Rejecting the Established Order

Trump carried every county in Iowa except one. What accounts for the Trump juggernaut?
 
Our take is that all his rivals, Biden included, promise to be better leaders of the established order. Trump embodies rejection, even disdain, for the establishment.
 
For years now, Americans have seen that nothing much works as it should. New York Times columnist Bret Stephens explains that Trump is riding “a wave of pessimism.” Referring to Alana Newhouse’s writing, Stephens notes that “brokenness has become the defining feature of much of American life: broken families, broken public schools, broken small towns and inner cities, broken universities, broken health care, broken media, broken churches, broken borders, broken government.”
 
This brokenness is caused not by poor leadership, in our view, but by system failure—bureaucratic and legal systems that prevent real people from rolling up their sleeves and solving real problems.
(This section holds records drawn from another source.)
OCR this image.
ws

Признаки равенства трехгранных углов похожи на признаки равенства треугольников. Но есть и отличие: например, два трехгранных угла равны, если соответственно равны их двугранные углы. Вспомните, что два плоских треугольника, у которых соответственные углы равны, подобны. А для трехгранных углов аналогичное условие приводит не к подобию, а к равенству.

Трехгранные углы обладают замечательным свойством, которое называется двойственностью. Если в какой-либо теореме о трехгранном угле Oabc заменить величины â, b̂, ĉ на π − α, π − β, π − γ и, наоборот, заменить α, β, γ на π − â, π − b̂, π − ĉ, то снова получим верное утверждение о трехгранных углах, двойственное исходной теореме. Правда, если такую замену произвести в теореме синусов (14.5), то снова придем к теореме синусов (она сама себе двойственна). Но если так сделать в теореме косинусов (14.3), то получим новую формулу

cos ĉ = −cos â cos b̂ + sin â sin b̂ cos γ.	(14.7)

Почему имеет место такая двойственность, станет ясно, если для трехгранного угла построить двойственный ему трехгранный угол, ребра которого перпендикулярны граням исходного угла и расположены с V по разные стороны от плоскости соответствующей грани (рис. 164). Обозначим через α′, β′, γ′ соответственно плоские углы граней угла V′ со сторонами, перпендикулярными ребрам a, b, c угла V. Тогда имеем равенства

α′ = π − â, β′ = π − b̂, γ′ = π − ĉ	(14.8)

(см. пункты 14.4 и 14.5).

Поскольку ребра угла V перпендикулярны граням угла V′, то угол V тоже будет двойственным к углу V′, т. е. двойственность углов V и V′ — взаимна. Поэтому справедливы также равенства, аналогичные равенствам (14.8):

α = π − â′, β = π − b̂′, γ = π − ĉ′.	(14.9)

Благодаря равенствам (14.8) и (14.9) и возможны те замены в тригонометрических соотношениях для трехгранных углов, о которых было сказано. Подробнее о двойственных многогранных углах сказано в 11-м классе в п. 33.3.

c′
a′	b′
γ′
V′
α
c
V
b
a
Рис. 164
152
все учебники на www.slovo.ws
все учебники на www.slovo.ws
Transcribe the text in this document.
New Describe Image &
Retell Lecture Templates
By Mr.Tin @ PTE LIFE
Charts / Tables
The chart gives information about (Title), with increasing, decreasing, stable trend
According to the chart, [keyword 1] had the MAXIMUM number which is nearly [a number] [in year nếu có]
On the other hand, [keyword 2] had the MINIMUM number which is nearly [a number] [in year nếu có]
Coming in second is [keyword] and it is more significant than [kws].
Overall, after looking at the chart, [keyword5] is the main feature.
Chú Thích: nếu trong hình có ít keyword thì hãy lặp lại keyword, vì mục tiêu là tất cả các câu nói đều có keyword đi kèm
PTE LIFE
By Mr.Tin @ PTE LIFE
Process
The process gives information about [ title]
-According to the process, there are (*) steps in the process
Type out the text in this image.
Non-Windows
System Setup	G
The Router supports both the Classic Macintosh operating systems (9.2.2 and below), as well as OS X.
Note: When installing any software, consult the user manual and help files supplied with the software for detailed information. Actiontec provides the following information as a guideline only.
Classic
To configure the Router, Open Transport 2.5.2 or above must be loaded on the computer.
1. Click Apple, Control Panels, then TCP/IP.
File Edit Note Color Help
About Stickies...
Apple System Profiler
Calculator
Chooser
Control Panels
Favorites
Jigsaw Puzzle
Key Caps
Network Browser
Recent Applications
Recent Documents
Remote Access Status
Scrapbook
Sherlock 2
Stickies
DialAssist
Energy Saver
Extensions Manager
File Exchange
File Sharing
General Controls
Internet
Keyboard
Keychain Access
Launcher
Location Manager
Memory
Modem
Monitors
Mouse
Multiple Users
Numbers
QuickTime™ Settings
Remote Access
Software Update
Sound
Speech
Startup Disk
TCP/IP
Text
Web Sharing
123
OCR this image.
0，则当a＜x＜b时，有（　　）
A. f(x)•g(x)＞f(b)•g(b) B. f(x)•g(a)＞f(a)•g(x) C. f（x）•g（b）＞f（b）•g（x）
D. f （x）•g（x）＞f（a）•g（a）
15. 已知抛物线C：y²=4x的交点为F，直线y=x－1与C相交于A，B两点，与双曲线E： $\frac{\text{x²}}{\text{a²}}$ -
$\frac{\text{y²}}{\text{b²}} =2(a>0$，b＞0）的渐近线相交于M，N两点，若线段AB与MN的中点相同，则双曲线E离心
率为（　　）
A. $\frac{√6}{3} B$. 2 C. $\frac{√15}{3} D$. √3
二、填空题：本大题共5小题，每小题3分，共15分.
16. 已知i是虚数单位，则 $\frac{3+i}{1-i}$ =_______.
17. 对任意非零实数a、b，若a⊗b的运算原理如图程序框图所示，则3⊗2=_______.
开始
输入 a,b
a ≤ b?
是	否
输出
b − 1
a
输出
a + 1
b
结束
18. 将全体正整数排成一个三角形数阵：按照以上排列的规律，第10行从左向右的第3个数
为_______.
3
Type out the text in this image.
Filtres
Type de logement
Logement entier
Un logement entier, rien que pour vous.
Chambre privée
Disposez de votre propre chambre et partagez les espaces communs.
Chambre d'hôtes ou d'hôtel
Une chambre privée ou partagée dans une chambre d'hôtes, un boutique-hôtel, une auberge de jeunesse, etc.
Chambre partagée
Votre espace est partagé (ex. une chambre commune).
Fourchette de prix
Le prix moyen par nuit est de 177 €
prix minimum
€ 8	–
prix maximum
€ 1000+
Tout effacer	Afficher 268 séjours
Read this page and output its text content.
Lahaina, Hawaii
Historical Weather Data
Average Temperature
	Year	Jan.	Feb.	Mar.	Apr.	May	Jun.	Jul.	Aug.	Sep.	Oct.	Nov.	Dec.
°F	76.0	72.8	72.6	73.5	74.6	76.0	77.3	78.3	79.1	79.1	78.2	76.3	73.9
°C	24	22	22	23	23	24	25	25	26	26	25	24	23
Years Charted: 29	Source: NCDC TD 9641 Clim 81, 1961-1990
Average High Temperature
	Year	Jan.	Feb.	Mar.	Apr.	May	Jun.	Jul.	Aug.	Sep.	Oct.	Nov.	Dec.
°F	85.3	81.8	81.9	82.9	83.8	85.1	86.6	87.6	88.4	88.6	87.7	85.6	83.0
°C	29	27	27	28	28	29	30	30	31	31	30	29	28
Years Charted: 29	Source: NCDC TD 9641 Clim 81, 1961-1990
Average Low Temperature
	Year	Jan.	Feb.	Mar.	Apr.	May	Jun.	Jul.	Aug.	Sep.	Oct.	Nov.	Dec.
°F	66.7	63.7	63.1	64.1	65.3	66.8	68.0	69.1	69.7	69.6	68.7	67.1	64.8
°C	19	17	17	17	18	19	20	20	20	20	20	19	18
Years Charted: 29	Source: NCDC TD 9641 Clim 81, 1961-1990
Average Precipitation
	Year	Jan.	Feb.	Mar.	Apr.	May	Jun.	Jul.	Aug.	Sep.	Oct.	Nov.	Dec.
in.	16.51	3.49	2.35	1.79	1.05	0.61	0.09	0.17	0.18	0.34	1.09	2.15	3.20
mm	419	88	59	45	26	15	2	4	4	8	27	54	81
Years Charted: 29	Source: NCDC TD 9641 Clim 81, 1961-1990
Trump promises to knock down this system. What the country needs is a coherent vision of how to replace it.
 
In a column last week, Will Marshall, president of the Progressive Policy Institute, argues that political parties must respond to “a nation in search of ‘can do’ democracy.” Quoting from Philip Howard's forthcoming book, Everyday Freedom, Marshall gives numerous examples of how “‘America is suffering from a crisis of human disempowerment.’”
 
Many voters, perhaps a majority, need a vision for change and re-empowerment, not the same system plodding forward.